Unie pendant de longues années étroitement à la Thuringe, la Hesse devint au xive s. un landgraviat et connut une histoire faite de partages et de réunifications successifs, cependant que sur le pourtour et dans les vallées de la montagne se constituaient de nombreuses principautés féodales (dont la plus célèbre fut Nassau) ; les terres d’Église restaient peu étendues (sauf en ce qui concerne l’abbaye de Fulda, important centre catholique encore de nos jours), mais l’impérialisme de l’archevêque de Mayence menaçait les princes laïques.

Après avoir connu une époque de gloire au milieu du xvie s., au temps d’une première importante réunification, lorsque Philippe le Magnanime (1504-1567) cherchait une voie moyenne de la Réforme entre luthéranisme et zwinglianisme et s’opposait aux Habsbourg à la tête de la ligue de Smalkalde, la Hesse se trouva en 1567 une fois de plus partagée en deux États ennemis : Hesse-Cassel (Hessen-Kassel) au nord (plutôt réformé) et Hesse-Darmstadt (Hessen-Darmstadt) au sud (plutôt luthérien). Pendant le xviie et le xviiie s., les deux États s’illustrèrent par une intense vie intellectuelle (universités de Giessen et de Marburg) et spirituelle (nombreuses sectes) ainsi que par le développement de puissantes armées, qui fit particulièrement de la Hesse-Cassel un des grands exportateurs de soldats du Saint Empire (en concurrence vive avec le Wurtemberg et le Palatinat).

L’époque napoléonienne consolida les deux États en leur procurant d’importants gains territoriaux, en donnant la dignité électorale à la Hesse-Cassel et en introduisant les lois françaises. La période après 1815 fut marquée par de nombreux et violents conflits entre les conservateurs (der hessische Zopf) et les libéraux ou démocrates.
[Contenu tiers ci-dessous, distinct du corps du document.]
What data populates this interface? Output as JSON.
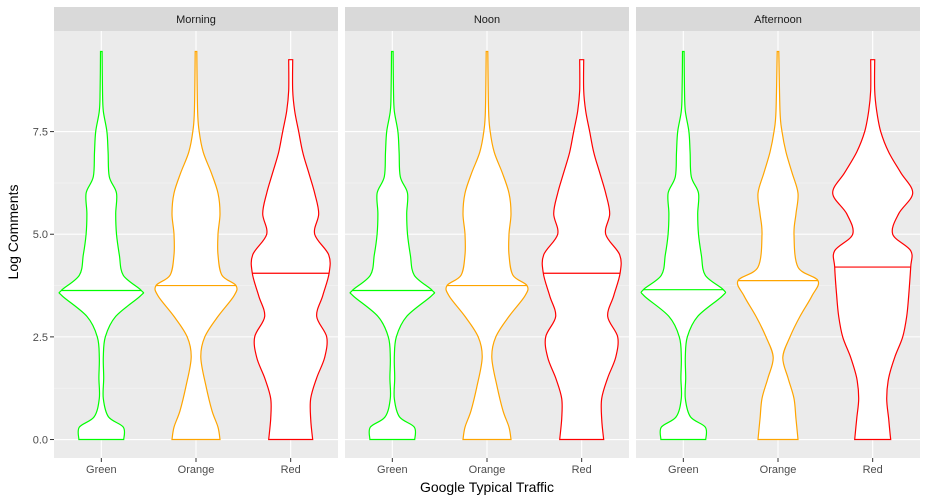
{
  "chart_data": {
    "type": "violin",
    "xlabel": "Google Typical Traffic",
    "ylabel": "Log Comments",
    "ylim": [
      -0.45,
      9.95
    ],
    "yticks": [
      0.0,
      2.5,
      5.0,
      7.5
    ],
    "ytick_labels": [
      "0.0",
      "2.5",
      "5.0",
      "7.5"
    ],
    "categories": [
      "Green",
      "Orange",
      "Red"
    ],
    "colors": {
      "Green": "#00ff00",
      "Orange": "#ffa500",
      "Red": "#ff0000"
    },
    "panel_background": "#ebebeb",
    "strip_background": "#d9d9d9",
    "grid": true,
    "legend": "none",
    "facets": [
      {
        "name": "Morning",
        "violins": [
          {
            "category": "Green",
            "median": 3.63,
            "ymin": 0.0,
            "ymax": 9.45,
            "density": [
              [
                0,
                0.56
              ],
              [
                0.3,
                0.55
              ],
              [
                0.55,
                0.18
              ],
              [
                1.0,
                0.05
              ],
              [
                1.5,
                0.06
              ],
              [
                2.0,
                0.05
              ],
              [
                2.5,
                0.1
              ],
              [
                3.0,
                0.36
              ],
              [
                3.5,
                0.98
              ],
              [
                3.63,
                1.0
              ],
              [
                4.0,
                0.55
              ],
              [
                4.5,
                0.45
              ],
              [
                5.0,
                0.38
              ],
              [
                5.5,
                0.36
              ],
              [
                6.0,
                0.38
              ],
              [
                6.4,
                0.2
              ],
              [
                7.0,
                0.17
              ],
              [
                7.5,
                0.14
              ],
              [
                8.0,
                0.05
              ],
              [
                8.5,
                0.03
              ],
              [
                9.45,
                0.02
              ]
            ]
          },
          {
            "category": "Orange",
            "median": 3.75,
            "ymin": 0.0,
            "ymax": 9.45,
            "density": [
              [
                0,
                0.6
              ],
              [
                0.3,
                0.55
              ],
              [
                0.7,
                0.4
              ],
              [
                1.3,
                0.25
              ],
              [
                2.0,
                0.12
              ],
              [
                2.5,
                0.22
              ],
              [
                3.0,
                0.55
              ],
              [
                3.5,
                0.95
              ],
              [
                3.75,
                1.0
              ],
              [
                4.0,
                0.65
              ],
              [
                4.5,
                0.55
              ],
              [
                5.0,
                0.55
              ],
              [
                5.5,
                0.6
              ],
              [
                6.0,
                0.55
              ],
              [
                6.5,
                0.38
              ],
              [
                7.0,
                0.18
              ],
              [
                7.5,
                0.08
              ],
              [
                8.0,
                0.04
              ],
              [
                9.45,
                0.02
              ]
            ]
          },
          {
            "category": "Red",
            "median": 4.05,
            "ymin": 0.0,
            "ymax": 9.25,
            "density": [
              [
                0,
                0.55
              ],
              [
                0.5,
                0.5
              ],
              [
                1.0,
                0.5
              ],
              [
                1.5,
                0.65
              ],
              [
                2.0,
                0.85
              ],
              [
                2.5,
                0.9
              ],
              [
                3.0,
                0.65
              ],
              [
                3.5,
                0.8
              ],
              [
                4.05,
                0.96
              ],
              [
                4.5,
                0.95
              ],
              [
                5.0,
                0.6
              ],
              [
                5.5,
                0.7
              ],
              [
                6.0,
                0.6
              ],
              [
                6.5,
                0.45
              ],
              [
                7.0,
                0.3
              ],
              [
                7.5,
                0.2
              ],
              [
                8.0,
                0.1
              ],
              [
                8.5,
                0.05
              ],
              [
                9.25,
                0.05
              ]
            ]
          }
        ]
      },
      {
        "name": "Noon",
        "violins": [
          {
            "category": "Green",
            "median": 3.63,
            "ymin": 0.0,
            "ymax": 9.45,
            "density": [
              [
                0,
                0.56
              ],
              [
                0.3,
                0.55
              ],
              [
                0.55,
                0.18
              ],
              [
                1.0,
                0.05
              ],
              [
                1.5,
                0.06
              ],
              [
                2.0,
                0.05
              ],
              [
                2.5,
                0.1
              ],
              [
                3.0,
                0.36
              ],
              [
                3.5,
                0.98
              ],
              [
                3.63,
                1.0
              ],
              [
                4.0,
                0.55
              ],
              [
                4.5,
                0.45
              ],
              [
                5.0,
                0.38
              ],
              [
                5.5,
                0.36
              ],
              [
                6.0,
                0.38
              ],
              [
                6.4,
                0.2
              ],
              [
                7.0,
                0.17
              ],
              [
                7.5,
                0.14
              ],
              [
                8.0,
                0.05
              ],
              [
                8.5,
                0.03
              ],
              [
                9.45,
                0.02
              ]
            ]
          },
          {
            "category": "Orange",
            "median": 3.75,
            "ymin": 0.0,
            "ymax": 9.45,
            "density": [
              [
                0,
                0.6
              ],
              [
                0.3,
                0.55
              ],
              [
                0.7,
                0.4
              ],
              [
                1.3,
                0.25
              ],
              [
                2.0,
                0.12
              ],
              [
                2.5,
                0.22
              ],
              [
                3.0,
                0.55
              ],
              [
                3.5,
                0.95
              ],
              [
                3.75,
                1.0
              ],
              [
                4.0,
                0.65
              ],
              [
                4.5,
                0.55
              ],
              [
                5.0,
                0.55
              ],
              [
                5.5,
                0.6
              ],
              [
                6.0,
                0.55
              ],
              [
                6.5,
                0.38
              ],
              [
                7.0,
                0.18
              ],
              [
                7.5,
                0.08
              ],
              [
                8.0,
                0.04
              ],
              [
                9.45,
                0.02
              ]
            ]
          },
          {
            "category": "Red",
            "median": 4.05,
            "ymin": 0.0,
            "ymax": 9.25,
            "density": [
              [
                0,
                0.55
              ],
              [
                0.5,
                0.5
              ],
              [
                1.0,
                0.5
              ],
              [
                1.5,
                0.65
              ],
              [
                2.0,
                0.85
              ],
              [
                2.5,
                0.9
              ],
              [
                3.0,
                0.65
              ],
              [
                3.5,
                0.8
              ],
              [
                4.05,
                0.96
              ],
              [
                4.5,
                0.95
              ],
              [
                5.0,
                0.6
              ],
              [
                5.5,
                0.7
              ],
              [
                6.0,
                0.6
              ],
              [
                6.5,
                0.45
              ],
              [
                7.0,
                0.3
              ],
              [
                7.5,
                0.2
              ],
              [
                8.0,
                0.1
              ],
              [
                8.5,
                0.05
              ],
              [
                9.25,
                0.05
              ]
            ]
          }
        ]
      },
      {
        "name": "Afternoon",
        "violins": [
          {
            "category": "Green",
            "median": 3.65,
            "ymin": 0.0,
            "ymax": 9.45,
            "density": [
              [
                0,
                0.56
              ],
              [
                0.3,
                0.55
              ],
              [
                0.55,
                0.18
              ],
              [
                1.0,
                0.05
              ],
              [
                1.5,
                0.06
              ],
              [
                2.0,
                0.05
              ],
              [
                2.5,
                0.1
              ],
              [
                3.0,
                0.36
              ],
              [
                3.5,
                0.98
              ],
              [
                3.65,
                1.0
              ],
              [
                4.0,
                0.55
              ],
              [
                4.5,
                0.45
              ],
              [
                5.0,
                0.38
              ],
              [
                5.5,
                0.36
              ],
              [
                6.0,
                0.38
              ],
              [
                6.4,
                0.2
              ],
              [
                7.0,
                0.17
              ],
              [
                7.5,
                0.14
              ],
              [
                8.0,
                0.05
              ],
              [
                8.5,
                0.03
              ],
              [
                9.45,
                0.02
              ]
            ]
          },
          {
            "category": "Orange",
            "median": 3.87,
            "ymin": 0.0,
            "ymax": 9.45,
            "density": [
              [
                0,
                0.5
              ],
              [
                0.5,
                0.45
              ],
              [
                1.0,
                0.4
              ],
              [
                1.5,
                0.25
              ],
              [
                2.0,
                0.12
              ],
              [
                2.5,
                0.3
              ],
              [
                3.0,
                0.55
              ],
              [
                3.5,
                0.85
              ],
              [
                3.87,
                1.0
              ],
              [
                4.2,
                0.5
              ],
              [
                5.0,
                0.4
              ],
              [
                5.5,
                0.45
              ],
              [
                6.0,
                0.5
              ],
              [
                6.5,
                0.35
              ],
              [
                7.0,
                0.2
              ],
              [
                7.5,
                0.1
              ],
              [
                8.0,
                0.05
              ],
              [
                9.45,
                0.02
              ]
            ]
          },
          {
            "category": "Red",
            "median": 4.2,
            "ymin": 0.0,
            "ymax": 9.25,
            "density": [
              [
                0,
                0.45
              ],
              [
                0.5,
                0.4
              ],
              [
                1.0,
                0.35
              ],
              [
                1.5,
                0.4
              ],
              [
                2.0,
                0.55
              ],
              [
                2.5,
                0.75
              ],
              [
                3.0,
                0.85
              ],
              [
                3.5,
                0.9
              ],
              [
                4.2,
                0.95
              ],
              [
                4.6,
                0.95
              ],
              [
                5.0,
                0.5
              ],
              [
                5.5,
                0.65
              ],
              [
                6.0,
                1.0
              ],
              [
                6.5,
                0.7
              ],
              [
                7.0,
                0.4
              ],
              [
                7.5,
                0.2
              ],
              [
                8.0,
                0.1
              ],
              [
                8.5,
                0.05
              ],
              [
                9.25,
                0.05
              ]
            ]
          }
        ]
      }
    ]
  }
}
S’étant ralliés à l’Autriche, les deux États payèrent leur défaite en 1867 : la Hesse-Cassel devint prussienne et fut incorporée à la province de Hesse-Nassau en 1868 ; la Hesse-Darmstadt, appartenant au Zollverein dès 1828, ne perdit que quelques territoires et garda ses acquisitions rhénanes de 1815 (Rheinhessen) ; ce fut jusqu’en 1945 un Freistaat ; à l’époque de Weimar, les deux Hesses, surtout la Hesse-Darmstadt, connurent de vifs affrontements entre la NSDAP (Nationalsozialistische Deutsche Arbeiter-Partei) et ses adversaires, mais donnèrent en juillet 1932 une forte majorité aux nationaux-socialistes (Nationalsozialisten).